Here are our tips on saving hot water and handling water in an environmentally friendly way!

Only use the washing machine and dishwasher when they are full.

It is ecologically more sensible to use dishwashers and washing machines than to wash by hand. This is only the case when they are full. Running them when they are half full will offset the benefits.

 

Take showers instead of baths.

For a full bath you need 140 litres of hot water. For a shower you need a lot less. From 15 minutes of showering you only use 15 litres of hot water.

 

Take an ‘eco’ shower.

Only let the water run for as short a time as possible and switch off the water when you are soaping yourself! A water-saving showerhead will also reduce the usage of water.  You can ask your landlord if they will buy one for your temporary furnished apartment. They will most likely be supportive of your proposal.
So that is all for now on hot water and saving costs. Now we will address the issue of the water cycle. As already mentioned, Germany has sufficient water reserves and even used water is re-added to the system. Of course it has to be cleaned first and this is where you can help.

 

Only use ecologically friendly cleaning materials without harmful chemicals.

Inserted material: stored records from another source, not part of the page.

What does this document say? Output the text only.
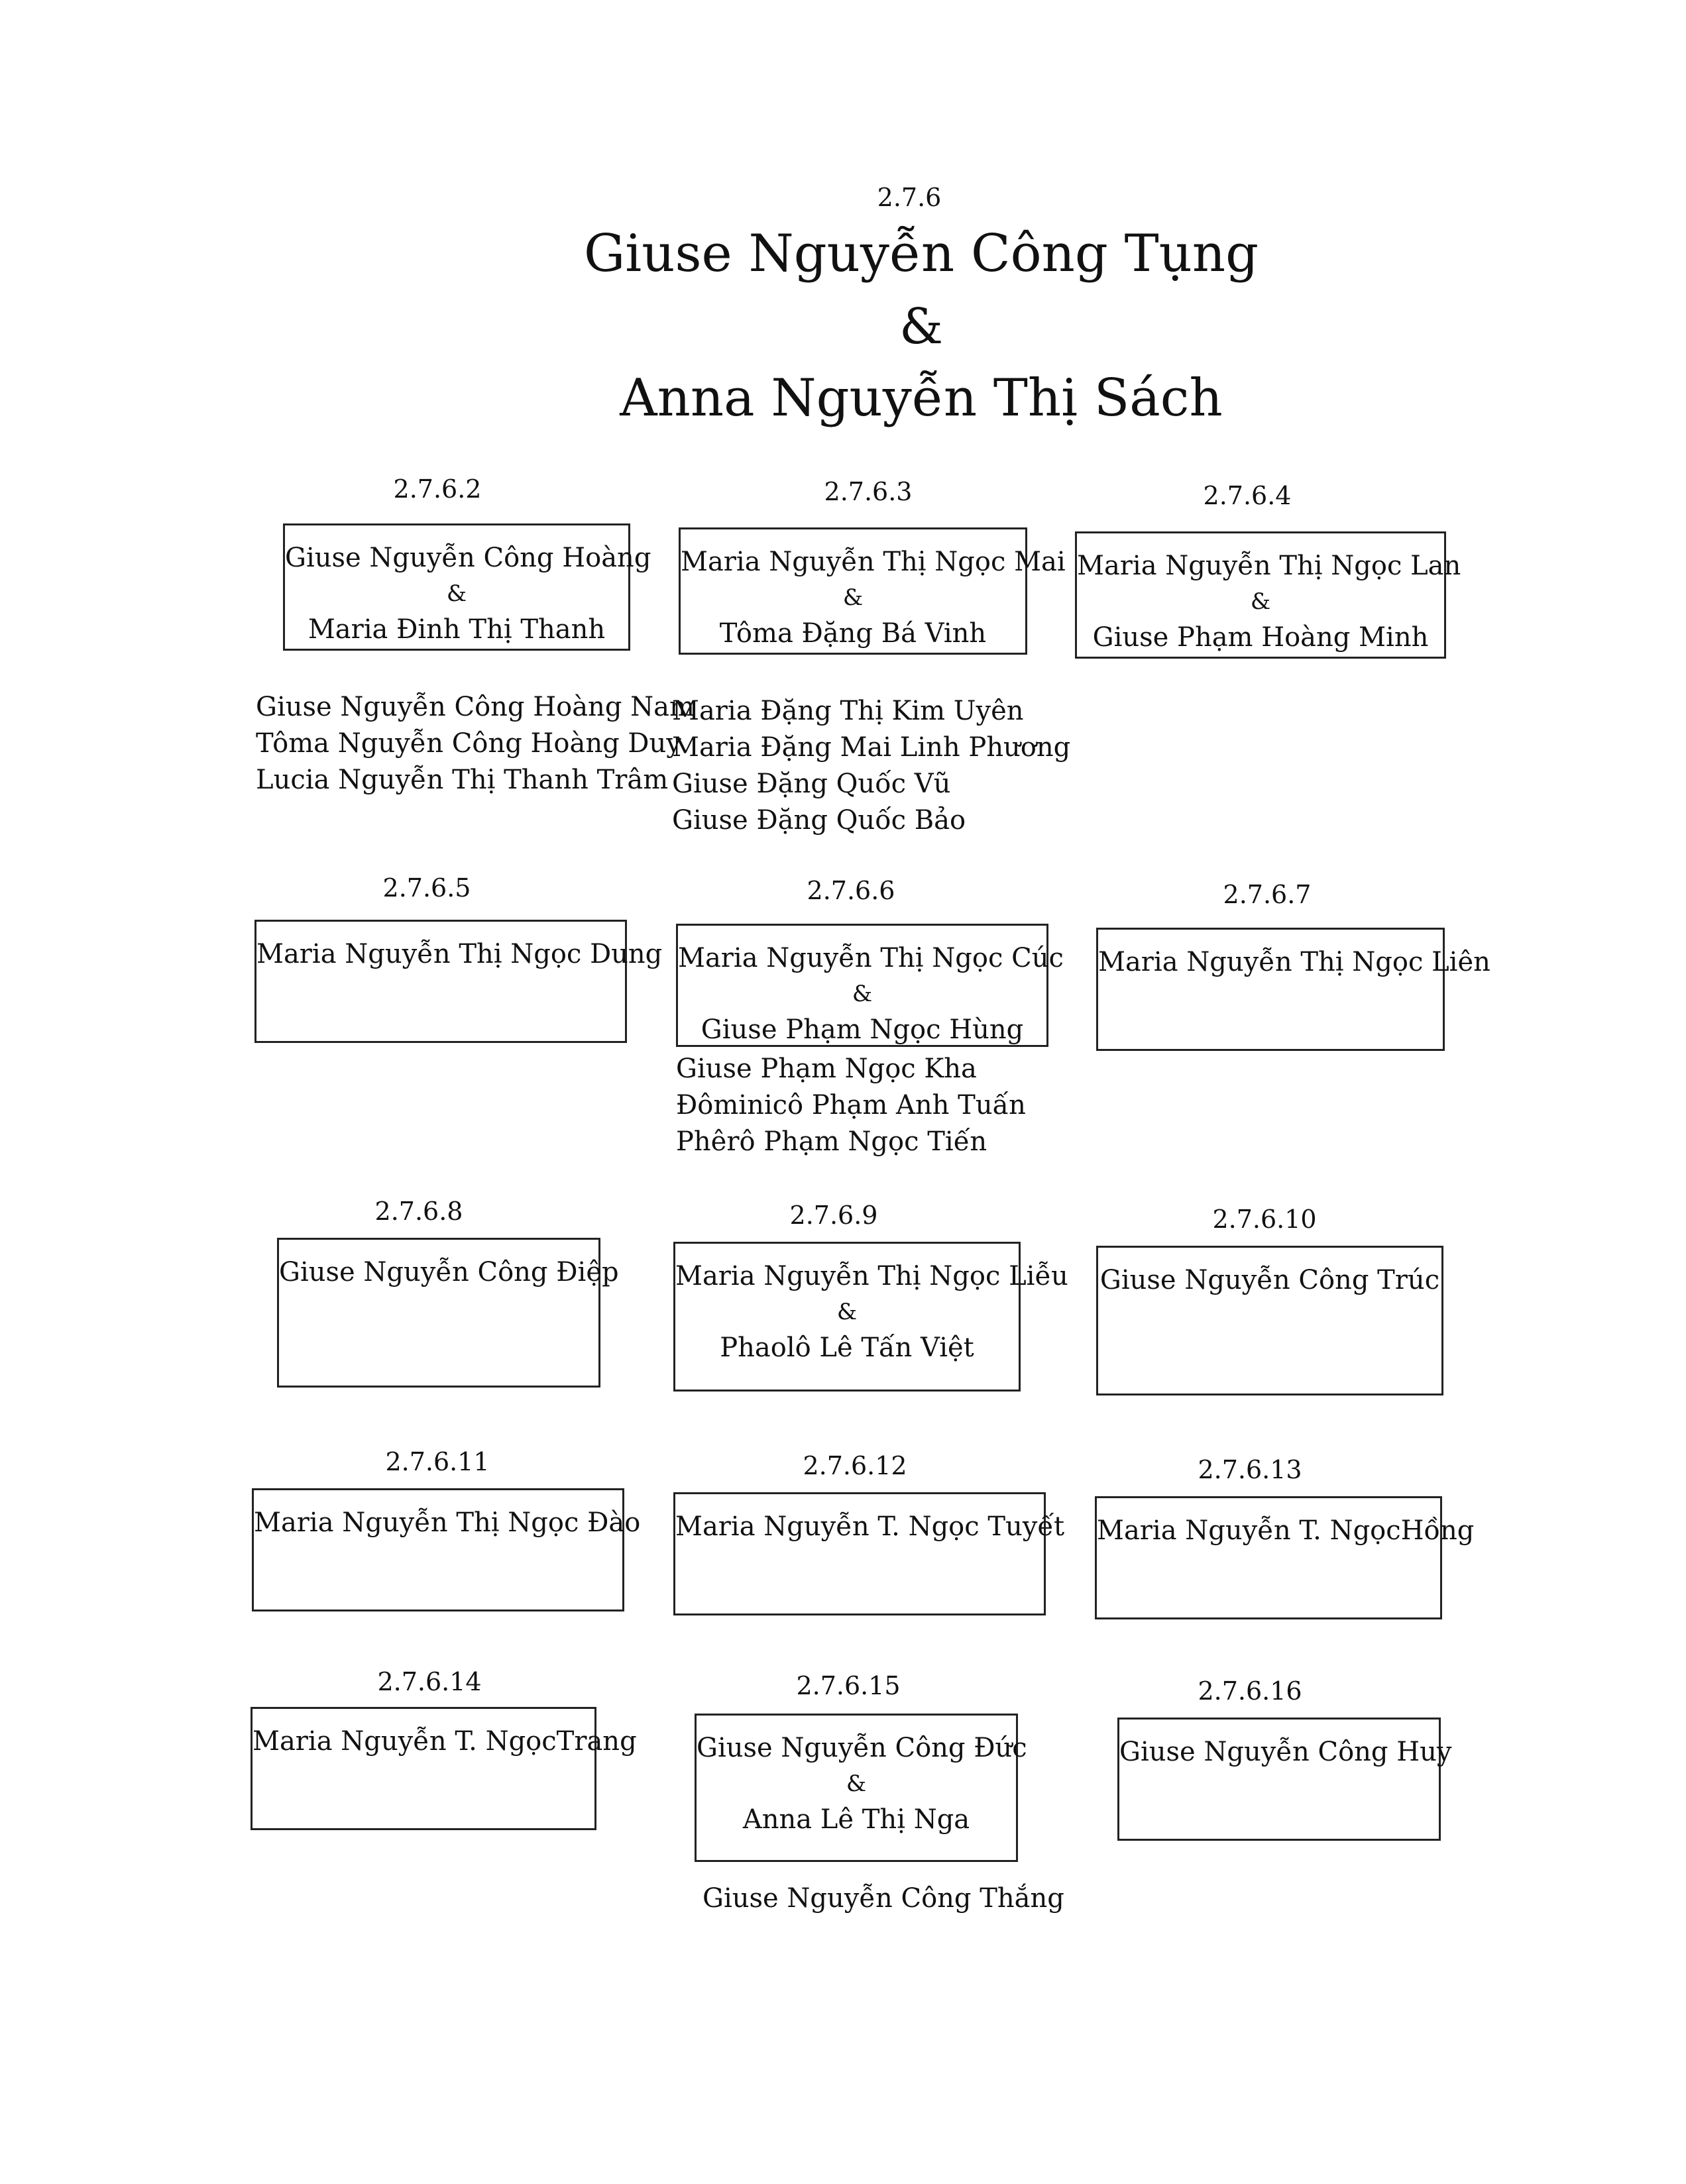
2.7.6
Giuse Nguyễn Công Tụng
&
Anna Nguyễn Thị Sách
2.7.6.2
Giuse Nguyễn Công Hoàng
&
Maria Đinh Thị Thanh
Giuse Nguyễn Công Hoàng Nam
Tôma Nguyễn Công Hoàng Duy
Lucia Nguyễn Thị Thanh Trâm
2.7.6.3
Maria Nguyễn Thị Ngọc Mai
&
Tôma Đặng Bá Vinh
Maria Đặng Thị Kim Uyên
Maria Đặng Mai Linh Phương
Giuse Đặng Quốc Vũ
Giuse Đặng Quốc Bảo
2.7.6.4
Maria Nguyễn Thị Ngọc Lan
&
Giuse Phạm Hoàng Minh
2.7.6.5
Maria Nguyễn Thị Ngọc Dung
2.7.6.6
Maria Nguyễn Thị Ngọc Cúc
&
Giuse Phạm Ngọc Hùng
Giuse Phạm Ngọc Kha
Đôminicô Phạm Anh Tuấn
Phêrô Phạm Ngọc Tiến
2.7.6.7
Maria Nguyễn Thị Ngọc Liên
2.7.6.8
Giuse Nguyễn Công Điệp
2.7.6.9
Maria Nguyễn Thị Ngọc Liễu
&
Phaolô Lê Tấn Việt
2.7.6.10
Giuse Nguyễn Công Trúc
2.7.6.11
Maria Nguyễn Thị Ngọc Đào
2.7.6.12
Maria Nguyễn T. Ngọc Tuyết
2.7.6.13
Maria Nguyễn T. NgọcHồng
2.7.6.14
Maria Nguyễn T. NgọcTrang
2.7.6.15
Giuse Nguyễn Công Đức
&
Anna Lê Thị Nga
Giuse Nguyễn Công Thắng
2.7.6.16
Giuse Nguyễn Công Huy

Did you know that chemical cleaning materials can damage many surfaces?
They are also harmful to the environment.

 

Don’t use the toilet as a dustbin!

You can forget tips that tell you to save water by using the ‘eco’ flush. Flushing the toilet normally and allowing the water to flow through the pipes regularly is better than stoppages building up and having to use chemicals to clear them.
The following things don’t belong in the toilet:

  • Leftover food and oil: it’s dangerous and can block the pipes.
  • Even if you are staying in a temporary apartment and the pipes get damaged then you still bear the costs if the pipes need repairing.
  • Medical products: they can’t be filtered out of the system and will end up in the water and lakes. It’s better to take any medical products that are out of date or no longer needed back to the Pharmacy.


Avoid Microplastics

Microplastics are small plastic balls that are found in many cosmetic products, like peeling cream, shower gels etc. They can’t be filtered out during the filtering process and eventually end up in the stomachs of wildlife. Wild animals often die due to a variety of plastic waste contamination.
Tip: Try to use ecologically friendly cosmetic products.
Not only cosmetics but also synthetic clothing is a problem. When washing functional clothing, polyester etc. parts of the fabric break off and enter the water cycle. Washing machines can’t filter these out. This is only possible when you use a special washing bag. You can buy one yourself and it is actually quite cheap at around €30.

 

Pass the mic and tell your friends!!

Save warm water and put no chemicals or waste into the water system.
If you follow these tips then you will use water sustainably, save money, and protect the water system and wildlife.